Global financial chaos 'vindicates' coalition cuts, says Osborne

12 Aug 11
The current turmoil in the global financial markets has 'vindicated' the government's decisions over spending cuts, Chancellor George Osborne said yesterday.

By Lucy Phillips | 12 August 2011

The current turmoil in the global financial markets has ‘vindicated’ the government’s decisions over spending cuts, Chancellor George Osborne said yesterday.  

He made a statement to the Commons last night following the debate by MPs on this week's riots. Parliament was recalled for a day during the summer recess because of the violence of recent days.

He said: ‘I believe that events around the world completely vindicate the decisions of this coalition government from the day it took office to get ahead of the curve and deal with this country’s record deficit.

‘While other countries wrestled with paralysed political systems, our coalition government united behind the swift and decisive action of in-year cuts and the Emergency Budget.’

The government had made an ‘absolutely unwavering commitment to fiscal responsibility and deficit reduction’, he said. ‘Abandoning that commitment would plunge Britain into the financial whirlpool of a sovereign debt crisis, at the cost of many thousands of jobs.’

Osborne claimed Britain had become a ‘safe haven’ in the sovereign debt storm that was gripping the world’s markets. UK gilt yields had come down to about 2.5% – the lowest rates in over 100 years – and the price of insuring against a sovereign default was now lower than Germany’s, he said. 

He told the Commons: ‘This is a huge vote of confidence in the credibility of British government debt and a major source of stability for the British economy at a time of exceptional instability.

‘And it is a reminder of the reckless folly of those who said we were going too far, too fast.
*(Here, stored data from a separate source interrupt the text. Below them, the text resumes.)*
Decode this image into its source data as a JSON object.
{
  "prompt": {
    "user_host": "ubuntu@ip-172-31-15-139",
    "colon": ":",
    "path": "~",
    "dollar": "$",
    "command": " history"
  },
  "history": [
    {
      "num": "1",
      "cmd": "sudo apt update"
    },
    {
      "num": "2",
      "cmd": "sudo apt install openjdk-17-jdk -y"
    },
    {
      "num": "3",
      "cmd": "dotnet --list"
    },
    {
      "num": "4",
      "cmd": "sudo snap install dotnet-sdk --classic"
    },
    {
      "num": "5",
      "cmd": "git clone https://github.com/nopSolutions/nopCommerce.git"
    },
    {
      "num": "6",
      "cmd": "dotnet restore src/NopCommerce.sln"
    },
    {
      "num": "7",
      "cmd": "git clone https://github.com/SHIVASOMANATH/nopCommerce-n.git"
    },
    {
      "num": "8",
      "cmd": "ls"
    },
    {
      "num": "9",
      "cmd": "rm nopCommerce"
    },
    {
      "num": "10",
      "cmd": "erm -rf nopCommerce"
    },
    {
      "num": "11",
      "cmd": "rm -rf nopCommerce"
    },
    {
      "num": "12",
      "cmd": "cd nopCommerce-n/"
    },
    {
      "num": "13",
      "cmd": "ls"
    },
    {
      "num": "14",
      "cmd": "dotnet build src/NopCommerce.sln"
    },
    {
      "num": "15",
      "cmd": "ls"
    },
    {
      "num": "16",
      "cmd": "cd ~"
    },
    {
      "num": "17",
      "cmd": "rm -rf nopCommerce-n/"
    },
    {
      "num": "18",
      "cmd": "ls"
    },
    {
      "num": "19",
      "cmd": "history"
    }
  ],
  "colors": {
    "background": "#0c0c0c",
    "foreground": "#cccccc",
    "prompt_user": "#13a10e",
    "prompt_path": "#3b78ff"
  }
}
We can all see now that their approach would have been too little, too late – with disastrous consequences for Britain.’

But as he warned that he world was facing the ‘most dangerous time for the global economy’ since the 2008 financial crisis, he conceded that the UK recovery would ‘take longer and be harder than had been hoped’.

On Thursday the Bank of England downgraded its forecast for growth in 2011 from 1.8% to 1.5%.

Shadow chancellor Ed Balls said the chancellor was either ‘deeply complacent or in complete denial’.

He insisted that the government’s cuts went ‘too far and too fast’, adding: ‘However many times he says his plans are working, it doesn’t make it true.’